FDP fordert mehr Transparenz bei den Corona-Zahlen im Oberallgäu

Eine kleinteiligere Ausweisung der Corona-Infektionen im Oberallgäu wünscht sich der Kreisvorstand der Freien Demokraten.

Ein herunterbrechen der Infektionszahlen auf die einzelnen Kommunen schaffe mehr Transparenz und damit Vertrauen bei der Bevölkerung, so ist sich der FDP-Kreisvorsitzende und Kreisrat Michael Käser sicher:

„Wir erleben aktuell, dass sich viele Bürgerinnen und Bürger sehr intensiv mit dem Infektionsgeschehen vor Ort auseinandersetzen möchten und das große Bedürfnis existiert, genauer über die Infektionszahlen in der eigenen Gemeinde informiert zu werden.
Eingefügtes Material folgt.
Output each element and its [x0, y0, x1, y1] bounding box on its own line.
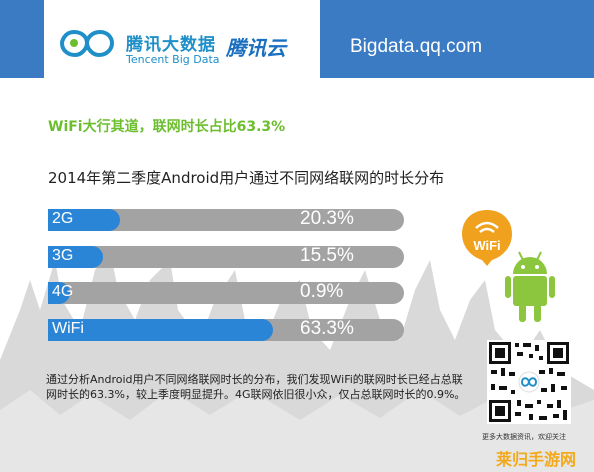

Das Oberallgäu ist mit gut 1.500 km² ein sehr großer Landkreis. Da macht es bei ca. 50 km Luftlinie – in Bezug auf das individuelle Ansteckungsrisiko – einen großen Unterschied, ob man in Oberstdorf oder Dietmannsried lebt“.
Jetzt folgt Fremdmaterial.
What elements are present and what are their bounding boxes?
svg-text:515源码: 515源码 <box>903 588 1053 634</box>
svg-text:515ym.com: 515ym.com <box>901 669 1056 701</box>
Mögliche datenschutzrechtliche Bedenken oder gar eine Verharmlosung der Gefährlichkeit des Virus sieht der 28-Jährige bei einer detaillierteren Informationspolitik nicht: „Andere Kreise veröffentlichen die Infektionszahlen von Anfang an gemeindegenau. Die Menschen sind aufgeklärt genug, um mit diesen Informationen verantwortungsvoll umzugehen“, so Käser.